Mina’s lungs fill with dark, thick black oil. She wants to breathe, wants to find the energy to run, to escape, but her lungs are clogged. If only she could cover herself. If only she had the hijab now, the long baggy billowing roopoosh to cover her legs, the coarse thick headscarf to cover her naked head. She looks for cloth to cover herself. She grabs at her T-shirt, wants to tear off a piece, find something, anything, with which to cover her head and lessen her crime. When she finally does manage to rip the T-shirt, the piece isn’t big enough. She breathes faster, and suddenly her lungs are free of the thick black oil and she can run. She runs and runs and runs, looking over her shoulder.
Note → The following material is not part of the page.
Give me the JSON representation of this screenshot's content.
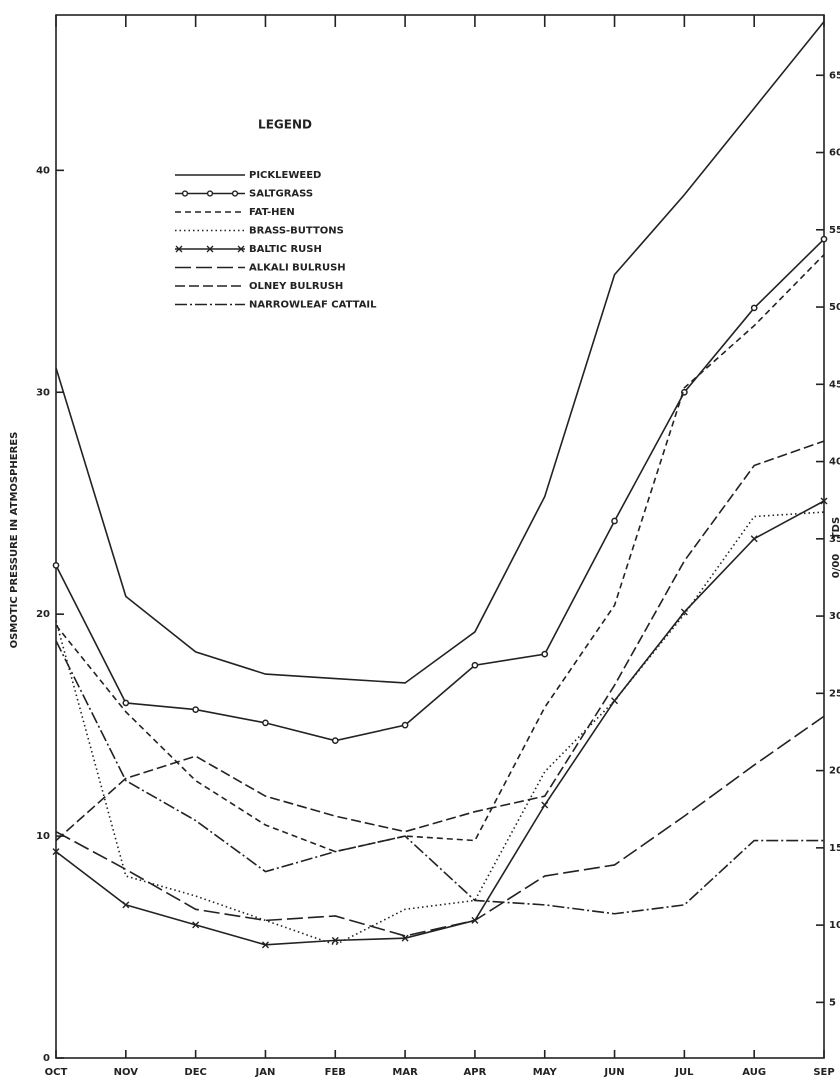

The Islamic fundamentalist is right behind her, running in his heavy black boots, catching up with her, his rifle by his side, his face filled with disgust. Mina’s heart pounds against her chest, her hair flies everywhere as she runs. He mustn’t catch her, he can’t get her, can’t corner her. But when he does, when the thick-bearded, sallow-faced, black-eyed guard finally catches up with her and grabs her arm, she turns to see her grandmother’s face, scattered with bloodred pomegranate seeds.

Mina woke up screaming. She clutched at her hair, wished she’d never exposed herself, never taken her headscarf off, never ventured to endanger everything and everyone she loved. She sat shaking in her bed, sweating from the nightmare and the New York summer night.

Darya ran into Mina’s room. She sat by her bed, holding Mina tight. Over and over and over again she whispered, “You don’t have to be afraid. It’s okay. They are not here. We left. You don’t have to be afraid of them anymore.”